L'air glacé de la nuit s'écrase contre mon visage alors que e marche sans but précis, les poings toujours serrés.
La gifle de mon père brûle encore sur ma joue, mais c'est mon orgueil qui me fait le plus mal. Il m'a mis dehors. Comme si j'étais un étranger. Comme si je ne faisais plus partie de cette famille.
Les rues sont vides. Les lampadaires projettent des halos blafards sur le bitume mouillé. Je traîne mes pas sans réfléchir, chaque muscle tendu sous le poids de ma rage. J'ai besoin d'un endroit où aller. N'importe où, du moment que ce n'est pas cette foutue maison.
Les options sont réduites et la seule qui me semble possible c'est Tony.

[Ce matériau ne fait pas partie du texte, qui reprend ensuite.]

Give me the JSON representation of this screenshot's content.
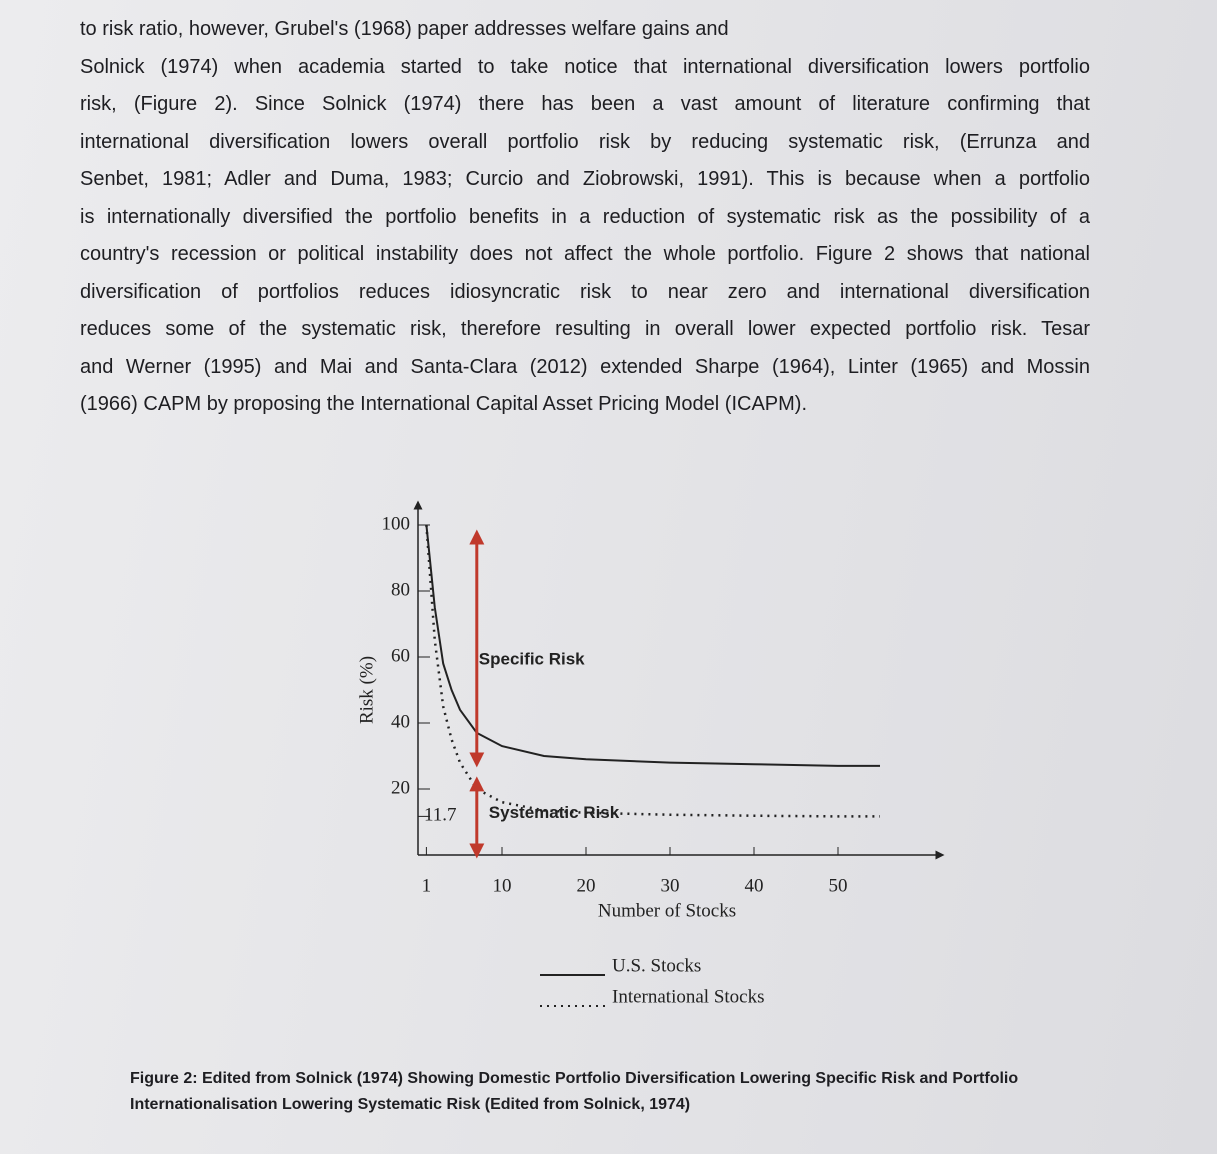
{
  "body": {
    "lines": [
      "to risk ratio, however, Grubel's (1968) paper addresses welfare gains and",
      "Solnick (1974) when academia started to take notice that international diversification lowers portfolio",
      "risk, (Figure 2). Since Solnick (1974) there has been a vast amount of literature confirming that",
      "international diversification lowers overall portfolio risk by reducing systematic risk, (Errunza and",
      "Senbet, 1981; Adler and Duma, 1983; Curcio and Ziobrowski, 1991). This is because when a portfolio",
      "is internationally diversified the portfolio benefits in a reduction of systematic risk as the possibility of a",
      "country's recession or political instability does not affect the whole portfolio. Figure 2 shows that national",
      "diversification of portfolios reduces idiosyncratic risk to near zero and international diversification",
      "reduces some of the systematic risk, therefore resulting in overall lower expected portfolio risk. Tesar",
      "and Werner (1995) and Mai and Santa-Clara (2012) extended Sharpe (1964), Linter (1965) and Mossin",
      "(1966) CAPM by proposing the International Capital Asset Pricing Model (ICAPM)."
    ]
  },
  "figure": {
    "type": "line",
    "x_label": "Number of Stocks",
    "y_label": "Risk (%)",
    "xlim": [
      0,
      55
    ],
    "ylim": [
      0,
      100
    ],
    "xticks": [
      1,
      10,
      20,
      30,
      40,
      50
    ],
    "yticks": [
      11.7,
      20,
      40,
      60,
      80,
      100
    ],
    "x": [
      1,
      2,
      3,
      4,
      5,
      7,
      10,
      15,
      20,
      30,
      40,
      50,
      55
    ],
    "series": [
      {
        "name": "U.S. Stocks",
        "color": "#222222",
        "style": "solid",
        "values": [
          100,
          75,
          58,
          50,
          44,
          37,
          33,
          30,
          29,
          28,
          27.5,
          27,
          27
        ]
      },
      {
        "name": "International Stocks",
        "color": "#222222",
        "style": "dotted",
        "values": [
          100,
          65,
          45,
          35,
          28,
          20,
          16,
          13.5,
          12.8,
          12.2,
          11.9,
          11.7,
          11.7
        ]
      }
    ],
    "annotations": [
      "Specific Risk",
      "Systematic Risk"
    ],
    "arrow_color": "#c0392b"
  },
  "caption": {
    "lines": [
      "Figure 2: Edited from Solnick (1974) Showing Domestic Portfolio Diversification Lowering Specific Risk and Portfolio",
      "Internationalisation Lowering Systematic Risk (Edited from Solnick, 1974)"
    ]
  }
}
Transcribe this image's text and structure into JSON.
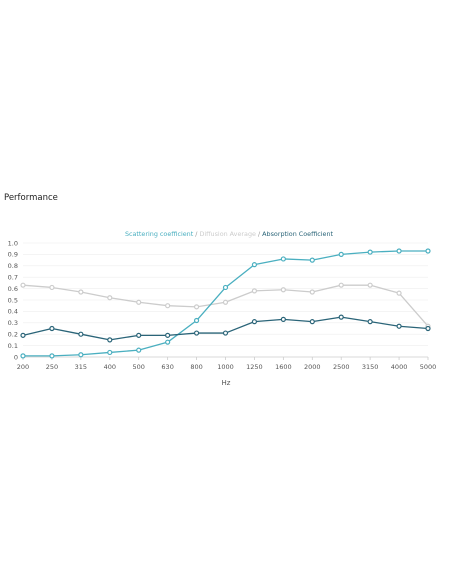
{
  "heading": "Performance",
  "colors": {
    "scattering": "#4aafc0",
    "diffusion": "#cccccc",
    "absorption": "#2a6478",
    "separator": "#999999",
    "grid": "#eeeeee",
    "axis": "#cccccc"
  },
  "chart_data": {
    "type": "line",
    "title": "",
    "legend": {
      "position": "top-center",
      "separator": " / "
    },
    "xlabel": "Hz",
    "ylabel": "",
    "categories": [
      "200",
      "250",
      "315",
      "400",
      "500",
      "630",
      "800",
      "1000",
      "1250",
      "1600",
      "2000",
      "2500",
      "3150",
      "4000",
      "5000"
    ],
    "ylim": [
      0,
      1.0
    ],
    "yticks": [
      "0",
      "0.1",
      "0.2",
      "0.3",
      "0.4",
      "0.5",
      "0.6",
      "0.7",
      "0.8",
      "0.9",
      "1.0"
    ],
    "grid": true,
    "series": [
      {
        "name": "Scattering coefficient",
        "color_key": "scattering",
        "values": [
          0.01,
          0.01,
          0.02,
          0.04,
          0.06,
          0.13,
          0.32,
          0.61,
          0.81,
          0.86,
          0.85,
          0.9,
          0.92,
          0.93,
          0.93
        ]
      },
      {
        "name": "Diffusion Average",
        "color_key": "diffusion",
        "values": [
          0.63,
          0.61,
          0.57,
          0.52,
          0.48,
          0.45,
          0.44,
          0.48,
          0.58,
          0.59,
          0.57,
          0.63,
          0.63,
          0.56,
          0.27
        ]
      },
      {
        "name": "Absorption Coefficient",
        "color_key": "absorption",
        "values": [
          0.19,
          0.25,
          0.2,
          0.15,
          0.19,
          0.19,
          0.21,
          0.21,
          0.31,
          0.33,
          0.31,
          0.35,
          0.31,
          0.27,
          0.25
        ]
      }
    ]
  }
}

Tony, c'est un mec de mon ancien lycée. Il a deux ans de plus que moi mais c'était impossible de ne pas le connaître, on a fini par devenir pote et c'est là que les ennuis ont commencés. C'était le genre de mec qui pouvait t'obtenir n'importe quoi si tu avais de l'argent, il était toujours dans des affaires louches. J'ai commencé à le suivre dans certaines soirées, a sécher quelques cours. C'est là que mon père à décider de me changer de lycée, il voulait m'éloigner des mauvaises fréquentations, et il avait plutôt bien réussi, j'avais coupé les ponts depuis.
Sans réfléchir, je fouille dans ma poche et en sors mon téléphone. J'ai envie d'appeler Mia. Une part de moi veut lui dire ce qui vient de se passer, lui demander de l'aide. Mais l'autre, celle qui me consume et qui hurle, m'en empêche. Elle a déjà trop fait pour moi. Elle mérite mieux que ce bordel.

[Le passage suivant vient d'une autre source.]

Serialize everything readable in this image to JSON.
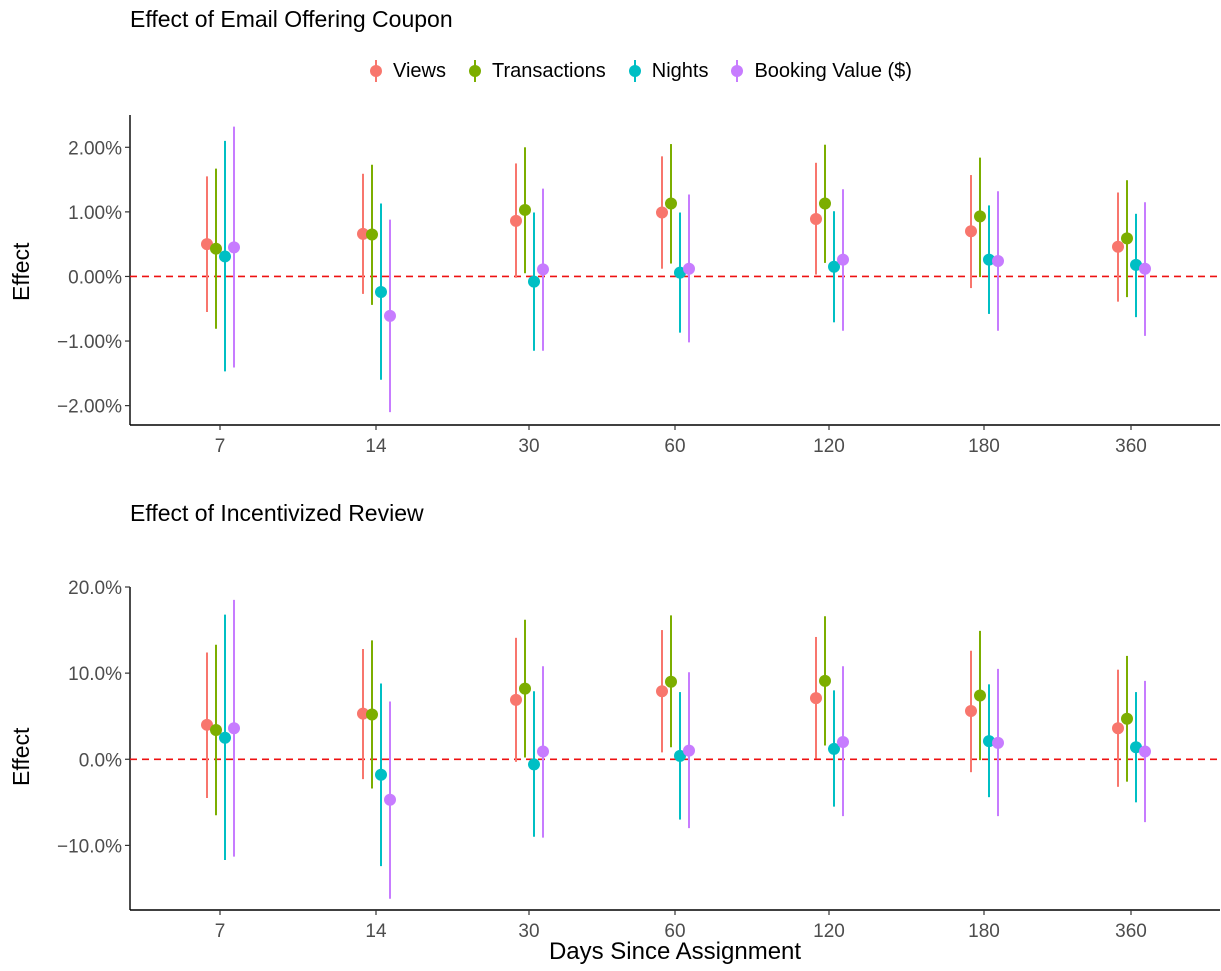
{
  "chart_data": [
    {
      "type": "scatter",
      "subtype": "point-range",
      "title": "Effect of Email Offering Coupon",
      "ylabel": "Effect",
      "xlabel": "",
      "categories": [
        "7",
        "14",
        "30",
        "60",
        "120",
        "180",
        "360"
      ],
      "yticks": [
        -0.02,
        -0.01,
        0.0,
        0.01,
        0.02
      ],
      "ytick_labels": [
        "−2.00%",
        "−1.00%",
        "0.00%",
        "1.00%",
        "2.00%"
      ],
      "ylim": [
        -0.023,
        0.025
      ],
      "reference_line": 0.0,
      "series": [
        {
          "name": "Views",
          "color": "#F8766D",
          "values": [
            0.005,
            0.0066,
            0.0086,
            0.0099,
            0.0089,
            0.007,
            0.0046
          ],
          "lower": [
            -0.0055,
            -0.0027,
            -0.0002,
            0.0012,
            0.0003,
            -0.0018,
            -0.0039
          ],
          "upper": [
            0.0155,
            0.0159,
            0.0175,
            0.0186,
            0.0176,
            0.0157,
            0.013
          ]
        },
        {
          "name": "Transactions",
          "color": "#7CAE00",
          "values": [
            0.0043,
            0.0065,
            0.0103,
            0.0113,
            0.0113,
            0.0093,
            0.0059
          ],
          "lower": [
            -0.0081,
            -0.0044,
            0.0005,
            0.002,
            0.0021,
            -0.0001,
            -0.0032
          ],
          "upper": [
            0.0167,
            0.0173,
            0.02,
            0.0205,
            0.0204,
            0.0184,
            0.0149
          ]
        },
        {
          "name": "Nights",
          "color": "#00BFC4",
          "values": [
            0.0031,
            -0.0024,
            -0.0008,
            0.0006,
            0.0015,
            0.0026,
            0.0018
          ],
          "lower": [
            -0.0147,
            -0.016,
            -0.0115,
            -0.0087,
            -0.0071,
            -0.0058,
            -0.0063
          ],
          "upper": [
            0.021,
            0.0113,
            0.0099,
            0.0099,
            0.0101,
            0.011,
            0.0097
          ]
        },
        {
          "name": "Booking Value ($)",
          "color": "#C77CFF",
          "values": [
            0.0045,
            -0.0061,
            0.0011,
            0.0012,
            0.0026,
            0.0024,
            0.0012
          ],
          "lower": [
            -0.0141,
            -0.021,
            -0.0115,
            -0.0102,
            -0.0084,
            -0.0084,
            -0.0092
          ],
          "upper": [
            0.0232,
            0.0088,
            0.0136,
            0.0127,
            0.0135,
            0.0132,
            0.0115
          ]
        }
      ]
    },
    {
      "type": "scatter",
      "subtype": "point-range",
      "title": "Effect of Incentivized Review",
      "ylabel": "Effect",
      "xlabel": "Days Since Assignment",
      "categories": [
        "7",
        "14",
        "30",
        "60",
        "120",
        "180",
        "360"
      ],
      "yticks": [
        -0.1,
        0.0,
        0.1,
        0.2
      ],
      "ytick_labels": [
        "−10.0%",
        "0.0%",
        "10.0%",
        "20.0%"
      ],
      "ylim": [
        -0.175,
        0.2
      ],
      "reference_line": 0.0,
      "series": [
        {
          "name": "Views",
          "color": "#F8766D",
          "values": [
            0.04,
            0.053,
            0.069,
            0.079,
            0.071,
            0.056,
            0.036
          ],
          "lower": [
            -0.045,
            -0.023,
            -0.003,
            0.008,
            0.001,
            -0.015,
            -0.032
          ],
          "upper": [
            0.124,
            0.128,
            0.141,
            0.15,
            0.142,
            0.126,
            0.104
          ]
        },
        {
          "name": "Transactions",
          "color": "#7CAE00",
          "values": [
            0.034,
            0.052,
            0.082,
            0.09,
            0.091,
            0.074,
            0.047
          ],
          "lower": [
            -0.065,
            -0.034,
            0.002,
            0.014,
            0.016,
            -0.001,
            -0.026
          ],
          "upper": [
            0.133,
            0.138,
            0.162,
            0.167,
            0.166,
            0.149,
            0.12
          ]
        },
        {
          "name": "Nights",
          "color": "#00BFC4",
          "values": [
            0.025,
            -0.018,
            -0.006,
            0.004,
            0.012,
            0.021,
            0.014
          ],
          "lower": [
            -0.117,
            -0.124,
            -0.09,
            -0.07,
            -0.055,
            -0.044,
            -0.05
          ],
          "upper": [
            0.168,
            0.088,
            0.079,
            0.078,
            0.08,
            0.087,
            0.078
          ]
        },
        {
          "name": "Booking Value ($)",
          "color": "#C77CFF",
          "values": [
            0.036,
            -0.047,
            0.009,
            0.01,
            0.02,
            0.019,
            0.009
          ],
          "lower": [
            -0.113,
            -0.162,
            -0.091,
            -0.08,
            -0.066,
            -0.066,
            -0.073
          ],
          "upper": [
            0.185,
            0.067,
            0.108,
            0.101,
            0.108,
            0.105,
            0.091
          ]
        }
      ]
    }
  ]
}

Je finis par appeler Tony.
- Beaulieu bordel, ça fait un bail !
- J'ai besoin d'un endroit où dormir.
Il ne pose pas de questions, comme d'habitude, il se contente de me dire qu'il m'envoie son adresse par message et je m'y rends en silence, l'esprit embué.
Quand j'arrive, il m'accueille avec son éternel sourire en coin, une clope entre les lèvres et un joint coincé derrière l'oreille.
- Putain, t'as une salle gueule vieux.
- J'ai connu mieux.
- Ouais, j'imagine que si je suis ta seule option, c'est que c'est la merde. Entre, fais comme chez toi.
L'odeur de tabac froid et de weed m'agresse dès que je passe le seuil. Des cendriers pleins traînent sur la table basse, des bouteilles vides sont éparpillées un peu partout. Rien à vraiment changé. Il allume une autre clope et me tend une bière.
- Alors, qu'est-ce qui t'amène ?
- Des galères avec mes parents.
Je lui raconte les grandes lignes, il hoche la tête sans insister. C'est ça que j'aime chez lui: Il ne pose jamais de questions.
Je m'installe dans un coin du canapé, les yeux rivés sur mon téléphone.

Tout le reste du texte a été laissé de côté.